I have various Facebook friends who are constantly posting things about the “dangers” of diet pop. Even though the National Cancer Institute — what do they know? — has stated there’s no evidence that artificial sweeteners like aspartame are associated with cancer, I’m continually made to feel like what I’m drinking is more akin to Agent Orange than an actual beverage.

Then again, when you look at the back of the can to see the warning, “PHENYLKETONURICS: CONTAINS PHENYLALANINE,” it sorta gives you pause.

The sound of my first can being cracked open at 8:15 a.m. might actually be the sound of a man slowly being rendered impotent.

That, and “phenylketonurics” just sounds like something that was either sprayed on the Ho Chi Minh Trail to keep the jungle from growing or else is some kind of nuclear by-product that they keep buried underneath the desert.

Until the government — and we can always trust the government, right? — says otherwise, I’ll leave it to my son to join the class-action lawsuit after I’m dead. (I mean, surely those lawyers who represent victims of mesothelioma are going to need something to do in a few years once everyone who ever ingested asbestos is gone.)

My son, who’s now 6, will one day recall under oath his dad’s tragic, final days, when his father’s skin had turned a bizarre shade of caramel and when the aspartame had changed his sense of taste so dramatically that he frequently could be found sucking the nectar out of hummingbird feeders.

In the court of public opinion, at least, aspartame is so bad for you that you’re better off spraying Deep Woods Off! straight into your mouth.

Until Deep Woods Off! contains caffeine, that’s personally not an option.

PepsiCo within the past week announced it’s removing aspartame from Diet Pepsi in the U.S., regardless of the science, in favor of sucralose and acesulfame potassium. The mere presence of aspartame, apparently, is to blame for a decline in sales of diet pop.

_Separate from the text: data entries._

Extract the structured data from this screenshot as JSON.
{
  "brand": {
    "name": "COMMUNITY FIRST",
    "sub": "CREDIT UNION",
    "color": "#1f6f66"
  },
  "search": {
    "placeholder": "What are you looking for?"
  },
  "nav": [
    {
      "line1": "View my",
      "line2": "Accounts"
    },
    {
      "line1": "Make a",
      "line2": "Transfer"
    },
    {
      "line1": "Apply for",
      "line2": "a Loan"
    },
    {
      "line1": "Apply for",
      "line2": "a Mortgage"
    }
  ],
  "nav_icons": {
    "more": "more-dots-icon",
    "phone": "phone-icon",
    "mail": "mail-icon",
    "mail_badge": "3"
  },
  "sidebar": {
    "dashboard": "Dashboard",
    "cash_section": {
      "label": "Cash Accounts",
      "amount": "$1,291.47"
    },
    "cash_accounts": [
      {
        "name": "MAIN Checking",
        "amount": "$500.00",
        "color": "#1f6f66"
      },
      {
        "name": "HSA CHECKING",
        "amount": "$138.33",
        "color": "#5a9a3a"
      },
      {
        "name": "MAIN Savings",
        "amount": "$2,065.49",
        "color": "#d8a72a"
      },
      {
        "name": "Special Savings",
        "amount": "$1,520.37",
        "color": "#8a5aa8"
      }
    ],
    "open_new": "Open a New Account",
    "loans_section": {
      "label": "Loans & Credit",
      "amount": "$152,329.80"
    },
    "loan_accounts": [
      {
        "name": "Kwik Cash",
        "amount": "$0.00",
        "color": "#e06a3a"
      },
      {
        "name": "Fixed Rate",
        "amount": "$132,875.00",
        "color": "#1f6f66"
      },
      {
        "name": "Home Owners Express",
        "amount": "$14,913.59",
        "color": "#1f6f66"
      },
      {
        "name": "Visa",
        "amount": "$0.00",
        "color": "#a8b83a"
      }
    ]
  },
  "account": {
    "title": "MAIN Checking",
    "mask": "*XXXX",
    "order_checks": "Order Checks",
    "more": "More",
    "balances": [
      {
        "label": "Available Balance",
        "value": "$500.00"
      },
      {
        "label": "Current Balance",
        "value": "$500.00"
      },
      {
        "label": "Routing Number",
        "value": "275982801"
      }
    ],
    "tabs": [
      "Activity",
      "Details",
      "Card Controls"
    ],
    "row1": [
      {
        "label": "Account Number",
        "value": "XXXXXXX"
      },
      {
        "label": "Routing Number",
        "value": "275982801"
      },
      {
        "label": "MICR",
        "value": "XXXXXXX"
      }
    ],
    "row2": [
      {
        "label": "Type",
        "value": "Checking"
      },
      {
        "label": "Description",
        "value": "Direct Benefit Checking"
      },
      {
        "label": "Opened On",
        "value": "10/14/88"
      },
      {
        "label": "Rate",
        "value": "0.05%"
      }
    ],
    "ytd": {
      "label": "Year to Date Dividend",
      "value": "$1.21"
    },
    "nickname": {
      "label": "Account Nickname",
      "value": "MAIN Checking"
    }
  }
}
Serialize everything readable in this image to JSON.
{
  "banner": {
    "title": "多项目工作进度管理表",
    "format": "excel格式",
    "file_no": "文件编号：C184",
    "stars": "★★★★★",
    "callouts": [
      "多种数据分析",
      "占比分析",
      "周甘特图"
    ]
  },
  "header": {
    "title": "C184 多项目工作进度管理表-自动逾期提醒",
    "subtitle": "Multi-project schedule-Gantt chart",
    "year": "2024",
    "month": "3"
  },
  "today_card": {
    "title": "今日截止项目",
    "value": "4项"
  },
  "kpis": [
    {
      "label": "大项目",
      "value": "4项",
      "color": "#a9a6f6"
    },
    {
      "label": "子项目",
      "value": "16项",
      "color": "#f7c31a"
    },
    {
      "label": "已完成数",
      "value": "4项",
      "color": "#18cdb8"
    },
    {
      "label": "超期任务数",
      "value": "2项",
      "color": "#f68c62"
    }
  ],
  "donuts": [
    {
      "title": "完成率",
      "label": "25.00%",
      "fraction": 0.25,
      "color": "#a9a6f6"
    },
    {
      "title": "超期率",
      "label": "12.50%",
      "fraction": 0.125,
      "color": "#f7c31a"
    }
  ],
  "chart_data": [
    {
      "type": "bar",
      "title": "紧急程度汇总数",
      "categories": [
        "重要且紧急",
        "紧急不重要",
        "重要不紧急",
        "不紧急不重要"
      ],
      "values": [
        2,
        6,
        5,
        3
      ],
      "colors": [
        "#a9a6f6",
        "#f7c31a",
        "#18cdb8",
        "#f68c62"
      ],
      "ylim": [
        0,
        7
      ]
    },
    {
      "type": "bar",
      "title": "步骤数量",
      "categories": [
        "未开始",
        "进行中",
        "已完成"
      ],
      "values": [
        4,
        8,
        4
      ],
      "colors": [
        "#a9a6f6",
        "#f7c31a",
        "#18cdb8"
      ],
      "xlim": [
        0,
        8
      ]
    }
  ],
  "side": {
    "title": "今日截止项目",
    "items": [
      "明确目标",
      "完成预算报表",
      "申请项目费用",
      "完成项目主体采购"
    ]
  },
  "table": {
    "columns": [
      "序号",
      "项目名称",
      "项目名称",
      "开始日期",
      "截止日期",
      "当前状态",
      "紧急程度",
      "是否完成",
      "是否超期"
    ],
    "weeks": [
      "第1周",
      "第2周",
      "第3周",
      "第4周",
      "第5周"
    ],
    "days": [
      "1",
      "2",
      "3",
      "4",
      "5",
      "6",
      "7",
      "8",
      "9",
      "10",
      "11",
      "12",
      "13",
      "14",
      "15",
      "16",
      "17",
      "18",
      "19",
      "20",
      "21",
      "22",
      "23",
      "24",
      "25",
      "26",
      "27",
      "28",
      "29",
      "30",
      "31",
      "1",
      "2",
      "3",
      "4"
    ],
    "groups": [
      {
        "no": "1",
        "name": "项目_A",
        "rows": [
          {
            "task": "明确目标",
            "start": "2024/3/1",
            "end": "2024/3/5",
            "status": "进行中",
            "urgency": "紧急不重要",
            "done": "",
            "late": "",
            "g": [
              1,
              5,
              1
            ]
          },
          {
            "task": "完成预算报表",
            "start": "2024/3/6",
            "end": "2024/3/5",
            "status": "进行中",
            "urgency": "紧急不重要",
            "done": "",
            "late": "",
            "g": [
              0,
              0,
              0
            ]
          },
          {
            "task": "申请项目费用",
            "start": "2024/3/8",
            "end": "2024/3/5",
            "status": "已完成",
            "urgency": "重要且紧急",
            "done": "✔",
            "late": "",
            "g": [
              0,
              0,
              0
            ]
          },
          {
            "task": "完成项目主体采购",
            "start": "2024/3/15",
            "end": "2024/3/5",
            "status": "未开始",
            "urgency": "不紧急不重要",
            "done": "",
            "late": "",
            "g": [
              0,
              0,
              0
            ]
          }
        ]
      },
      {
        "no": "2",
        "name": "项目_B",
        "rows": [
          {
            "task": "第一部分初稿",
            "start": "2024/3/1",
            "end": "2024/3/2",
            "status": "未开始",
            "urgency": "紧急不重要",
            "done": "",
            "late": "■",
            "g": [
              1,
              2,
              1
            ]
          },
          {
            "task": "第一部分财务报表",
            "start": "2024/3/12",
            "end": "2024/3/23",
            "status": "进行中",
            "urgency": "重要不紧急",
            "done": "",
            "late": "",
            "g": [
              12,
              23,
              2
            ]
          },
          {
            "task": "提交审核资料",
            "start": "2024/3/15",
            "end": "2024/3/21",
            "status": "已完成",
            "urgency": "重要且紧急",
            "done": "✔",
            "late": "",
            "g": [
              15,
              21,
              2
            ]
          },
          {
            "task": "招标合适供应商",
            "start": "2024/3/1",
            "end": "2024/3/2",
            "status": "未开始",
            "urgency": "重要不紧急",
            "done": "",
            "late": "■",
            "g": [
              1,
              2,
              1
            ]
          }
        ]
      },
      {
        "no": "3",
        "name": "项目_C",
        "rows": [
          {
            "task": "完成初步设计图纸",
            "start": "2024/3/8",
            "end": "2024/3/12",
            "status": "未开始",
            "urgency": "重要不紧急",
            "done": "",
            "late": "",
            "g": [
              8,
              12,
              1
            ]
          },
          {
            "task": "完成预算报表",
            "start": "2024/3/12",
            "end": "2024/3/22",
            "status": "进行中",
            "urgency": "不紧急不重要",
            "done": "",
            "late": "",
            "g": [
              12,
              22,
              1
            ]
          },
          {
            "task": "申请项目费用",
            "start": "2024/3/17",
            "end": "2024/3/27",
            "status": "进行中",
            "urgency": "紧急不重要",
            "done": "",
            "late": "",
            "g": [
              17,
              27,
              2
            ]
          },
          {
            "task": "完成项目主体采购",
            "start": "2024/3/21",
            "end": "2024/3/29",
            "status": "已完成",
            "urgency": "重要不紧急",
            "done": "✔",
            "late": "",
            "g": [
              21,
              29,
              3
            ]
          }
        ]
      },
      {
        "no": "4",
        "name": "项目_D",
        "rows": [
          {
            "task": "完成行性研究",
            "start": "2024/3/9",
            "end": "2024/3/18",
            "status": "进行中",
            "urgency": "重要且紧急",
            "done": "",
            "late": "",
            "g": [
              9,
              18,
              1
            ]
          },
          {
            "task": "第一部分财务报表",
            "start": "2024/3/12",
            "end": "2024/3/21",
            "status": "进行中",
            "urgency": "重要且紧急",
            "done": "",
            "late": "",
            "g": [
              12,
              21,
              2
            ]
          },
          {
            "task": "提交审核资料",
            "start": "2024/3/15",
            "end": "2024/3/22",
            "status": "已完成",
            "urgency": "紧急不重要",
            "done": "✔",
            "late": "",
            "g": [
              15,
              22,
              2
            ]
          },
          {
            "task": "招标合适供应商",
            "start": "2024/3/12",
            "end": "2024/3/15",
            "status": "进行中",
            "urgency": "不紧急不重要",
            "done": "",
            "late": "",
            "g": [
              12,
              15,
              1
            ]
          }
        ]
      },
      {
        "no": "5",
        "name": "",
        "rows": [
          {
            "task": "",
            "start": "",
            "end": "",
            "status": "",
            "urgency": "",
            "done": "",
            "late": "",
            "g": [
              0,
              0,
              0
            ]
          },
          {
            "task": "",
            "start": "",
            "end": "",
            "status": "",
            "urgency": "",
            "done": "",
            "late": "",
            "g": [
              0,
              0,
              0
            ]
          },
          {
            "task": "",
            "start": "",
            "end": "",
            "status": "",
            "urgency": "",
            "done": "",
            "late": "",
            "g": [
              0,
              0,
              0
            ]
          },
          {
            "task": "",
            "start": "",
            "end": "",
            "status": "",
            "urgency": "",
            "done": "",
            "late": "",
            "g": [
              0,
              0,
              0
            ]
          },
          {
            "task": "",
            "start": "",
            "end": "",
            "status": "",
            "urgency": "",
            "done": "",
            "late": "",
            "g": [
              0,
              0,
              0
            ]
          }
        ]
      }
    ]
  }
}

Well, do you know who else once removed aspartame from soft drinks?

The Nazis.

(OK, they didn’t really. It just sounded like a powerful statement.)

I brought a can of Diet Coke to my son’s soccer game at Kelso Park on Monday night. In fact, it was the only drink we had on hand when his coach told the players to take a timeout and go get a drink.

Every other parent had a bottle of water on standby or some kind of neon-colored sport drink.

I had my Diet Coke.

“Dad, can I have a drink of your Coke?” my son asked.

As he took a swig, I was immediately reminded of that old John Belushi sketch from “Saturday Night Live” where he plays an Olympic athlete who credits his success to Little Chocolate Donuts — “the donuts of champions” — all while smoking.

As George Carlin professed in his last stand-up special, “It’s all bad for ya.”

Then again, both of those guys are dead.

A whole host of people on the Internet would have you believe that all pop in general  — not just diet soda — is actually made by Monsanto in some secret volcano lair alongside pink hamburger slime, microwave popcorn and various genetically modified organisms.

But did you know that Warren Buffett drinks at least five Cokes a day?

He said as much in a February interview with Fortune.

He’s 84 and the third-richest man in the world.

God bless him.

When he finally kicks off, it’s my sincere hope his pancreas goes on a traveling exhibit.